It's called Operation Q-Tip, short for quota transshipment import practices. It's the most massive investigation ever launched by the U.S. Customs Service in an effort to crack down on illegal imports of textiles and apparel from Asia. Some 600 agents have led raids on scores of small companies, seizing 11 million documents and $10 million in bank accounts and other assets.
As Customs' dragnet widens, some major retailers may be caught in the web. In a key move, the U.S. turned up the heat on Taiwan, long suspected of slapping "Made in Taiwan" labels on goods made more cheaply in China. In a conciliatory gesture, the Taiwanese government submitted a report that was a shocker: It turned the spotlight on several brand-name U.S. companies. The report says Kmart, Bugle Boy, U.S. Shoe, Dress Barn, and others allegedly received illicit shipments of clothing from Taiwanese exporters. The companies deny any wrongdoing, and even Taiwanese officials insist that the exporters did not tell the U.S. buyers that the transactions were illegal.
Customs Commissioner Carol B. Hallett acknowledges that her agency is investigating unnamed retailers. In fact, Customs officials in Cleveland and Los Angeles are closing in on a major clothing importer and wholesaler suspected of illegally bringing about $60 million of Chinese goods into the U.S. Agents already have seized several of the importer's shipments, valued at $5.6 million.
Smaller importers are the first to feel Q-Tip's impact. On May 5, a New York grand jury accused three Chinese officials of conspiring with two U.S. companies to evade Customs duties of more than $100,000 by undervaluing goods from China. The U.S. companies are Sunlight International Inc., a New York City sales agent for a Chinese textile manufacturer, and C&H West Merchandising Inc., a California importer. Sunlight declined comment, and C&H President Robert Hsu says his company "did nothing wrong." But John Mallamo, senior special agent in Customs' fraud-investigation division, says "the evidence is very strong." Defendants could face up to five years in prison and $250,000 in fines. Customs has referred 15 other cases to the U.S. Attorney in New York, and 50 more are pending.

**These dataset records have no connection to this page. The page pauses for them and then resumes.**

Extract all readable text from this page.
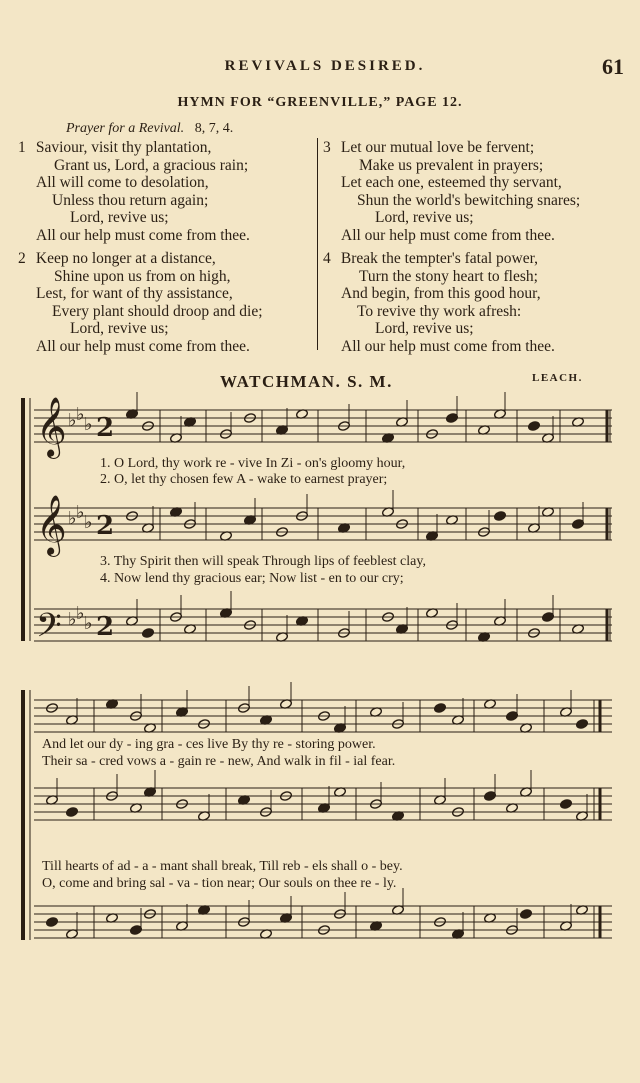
REVIVALS DESIRED.	61
HYMN FOR “GREENVILLE,” PAGE 12.
Prayer for a Revival. 8, 7, 4.
1 Saviour, visit thy plantation,
Grant us, Lord, a gracious rain;
All will come to desolation,
Unless thou return again;
Lord, revive us;
All our help must come from thee.
2 Keep no longer at a distance,
Shine upon us from on high,
Lest, for want of thy assistance,
Every plant should droop and die;
Lord, revive us;
All our help must come from thee.
3 Let our mutual love be fervent;
Make us prevalent in prayers;
Let each one, esteemed thy servant,
Shun the world's bewitching snares;
Lord, revive us;
All our help must come from thee.
4 Break the tempter's fatal power,
Turn the stony heart to flesh;
And begin, from this good hour,
To revive thy work afresh:
Lord, revive us;
All our help must come from thee.
WATCHMAN. S. M.	LEACH.
𝄞 ♭ ♭ ♭ 2
𝄞 ♭ ♭ ♭ 2
𝄢 ♭ ♭ ♭ 2
1. O Lord, thy work re - vive In Zi - on's gloomy hour,
2. O, let thy chosen few A - wake to earnest prayer;
3. Thy Spirit then will speak Through lips of feeblest clay,
4. Now lend thy gracious ear; Now list - en to our cry;
And let our dy - ing gra - ces live By thy re - storing power.
Their sa - cred vows a - gain re - new, And walk in fil - ial fear.
Till hearts of ad - a - mant shall break, Till reb - els shall o - bey.
O, come and bring sal - va - tion near; Our souls on thee re - ly.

FISHY SOURCES. To protect American manufacturers, the U.S. sets quotas on apparel for many countries. Customs agents have been amassing evidence that China's textile industry and U.S. importers have been cheating for years on these quotas by undervaluing or transshipping through third countries about $2 billion worth of goods annually. The cost: more than $300 million yearly in unpaid duties, Customs officials say.
Taiwan is a main target. Faced with rising labor costs, Taiwanese garment makers have been secretly farming out U.S. orders for clothing to factories in China. In February, the U.S. cut Taiwan's quotas an average of 8.3%. Taiwan has since cracked down--and its bombshell report has put major U.S. retailers in the hot seat.
Some companies named say they can't even verify that the shipments took place. "We are checking our records against the report, but we are not aware of any illegal shipments," says Kmart Assistant General Counsel James C. Tuttle. The report also claims that apparel maker Bugle Boy Industries Inc. received illegal shipments from Taiwan and Vietnam. Bugle Boy Chairman William Mow says he canceled an order suspected of coming from Vietnam after learning in November that his Taiwan supplier was farming out business there.
Many apparel experts argue that the quota system should be abolished. They want to see the U.S. set a ceiling on total imports of clothing and let the market decide where they are produced. But for now, Customs remains on the trail of quota cheaters--and U.S. officials think Q-Tip will swab out the violators.